The ones that survive remain microscopic indefinitely as long as no blood vessels reach them. This explains why autopsy studies find cancers in nearly everyone who dies from other causes.

Microscopic prostate cancer in half of men over fifty. Microscopic thyroid cancer in almost everyone over seventy. These cancers were never going to become dangerous because angiogenesis never fed them.

The system works through a balance of growth signals and inhibitors. When you cut yourself, damaged tissue releases growth factors. These activate endothelial cells lining nearby blood vessels. The cells digest their way out of vessel walls, sprout toward the wound, form new capillary loops.

Once the wound heals and oxygen levels normalize, your body releases natural inhibitors that shut down the process.

Cancer cells constantly try to hijack this system. They send out growth signals attempting to recruit blood vessels. Most of the time your natural inhibitors override these signals. The cancer stays dormant.

But when something disrupts this balance, microscopic cancers can suddenly access blood supply. Then growth explodes. Laboratory tumors expand sixteen thousand times their original size in two weeks once angiogenesis begins. The same blood vessels that enable this growth also create highways for cancer cells to escape into circulation.

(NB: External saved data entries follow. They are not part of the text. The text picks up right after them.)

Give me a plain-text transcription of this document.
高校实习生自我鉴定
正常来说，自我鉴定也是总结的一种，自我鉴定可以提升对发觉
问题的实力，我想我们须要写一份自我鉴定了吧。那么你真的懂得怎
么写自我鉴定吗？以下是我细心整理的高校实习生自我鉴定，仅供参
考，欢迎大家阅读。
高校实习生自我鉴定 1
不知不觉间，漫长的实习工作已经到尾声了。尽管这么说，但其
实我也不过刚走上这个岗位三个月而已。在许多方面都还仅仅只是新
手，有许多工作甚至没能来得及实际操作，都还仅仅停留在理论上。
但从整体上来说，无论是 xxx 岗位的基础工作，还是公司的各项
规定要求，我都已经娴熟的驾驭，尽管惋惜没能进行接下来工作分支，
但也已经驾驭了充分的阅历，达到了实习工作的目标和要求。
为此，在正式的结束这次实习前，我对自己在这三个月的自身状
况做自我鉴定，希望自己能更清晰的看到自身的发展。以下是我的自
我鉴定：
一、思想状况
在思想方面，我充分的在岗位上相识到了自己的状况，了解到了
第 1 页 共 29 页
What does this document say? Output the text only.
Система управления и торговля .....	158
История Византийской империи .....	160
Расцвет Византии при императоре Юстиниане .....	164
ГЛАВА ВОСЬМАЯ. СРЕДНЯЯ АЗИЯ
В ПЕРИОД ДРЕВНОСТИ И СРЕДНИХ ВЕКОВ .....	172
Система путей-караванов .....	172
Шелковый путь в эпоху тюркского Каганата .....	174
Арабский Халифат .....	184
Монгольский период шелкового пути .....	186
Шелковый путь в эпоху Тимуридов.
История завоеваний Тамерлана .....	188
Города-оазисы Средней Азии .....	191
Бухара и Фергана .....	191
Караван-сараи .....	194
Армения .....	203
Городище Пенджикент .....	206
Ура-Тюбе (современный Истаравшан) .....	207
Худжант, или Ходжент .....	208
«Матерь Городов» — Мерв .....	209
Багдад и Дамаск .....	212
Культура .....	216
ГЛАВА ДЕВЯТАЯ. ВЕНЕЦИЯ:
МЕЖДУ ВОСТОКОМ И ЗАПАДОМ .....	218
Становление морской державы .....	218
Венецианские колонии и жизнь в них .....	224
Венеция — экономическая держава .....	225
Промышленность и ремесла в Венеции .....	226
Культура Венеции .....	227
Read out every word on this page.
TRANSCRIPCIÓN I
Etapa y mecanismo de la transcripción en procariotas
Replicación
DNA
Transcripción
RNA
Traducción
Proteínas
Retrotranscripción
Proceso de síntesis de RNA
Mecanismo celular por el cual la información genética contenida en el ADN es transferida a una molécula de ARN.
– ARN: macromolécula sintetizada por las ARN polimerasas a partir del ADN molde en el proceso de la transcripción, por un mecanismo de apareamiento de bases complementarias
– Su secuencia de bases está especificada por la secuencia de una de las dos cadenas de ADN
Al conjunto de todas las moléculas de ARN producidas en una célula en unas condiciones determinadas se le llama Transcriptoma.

Metastasis. This is what kills people. Not the original tumor surgeons can remove, but the scattered secondaries that blood vessels enabled.

The entire cancer threat hinges on whether those microscopic cell clusters ever connect to your circulatory system. Angiogenesis is the gatekeeper. Keep it balanced and those universal microscopic cancers remain what they are now in most people.

Harmless clusters that never progress. This matters because you have direct influence over this system through what you eat.

That's not metaphorical. Specific foods contain molecules that either strengthen or weaken your angiogenesis inhibitors. We'll get to those.

First you needed to understand what you're actually controlling. Not whether cancer cells form. They already have. Whether those cells ever get fed.

Review

So here's what changes today. Tonight's dinner isn't just fuel anymore—it's instructions your cells are waiting to read.

Those five foods you pick? They're not a diet. They're a message to thirty-nine trillion bacteria, to circulating stem cells, to vessels deciding whether to feed microscopic tumors or starve them.

Your body's already fighting. The question was never whether it could win. It was whether you'd give it the right weapons. Now you know which ones work and why.

The rest is just showing up to the kitchen.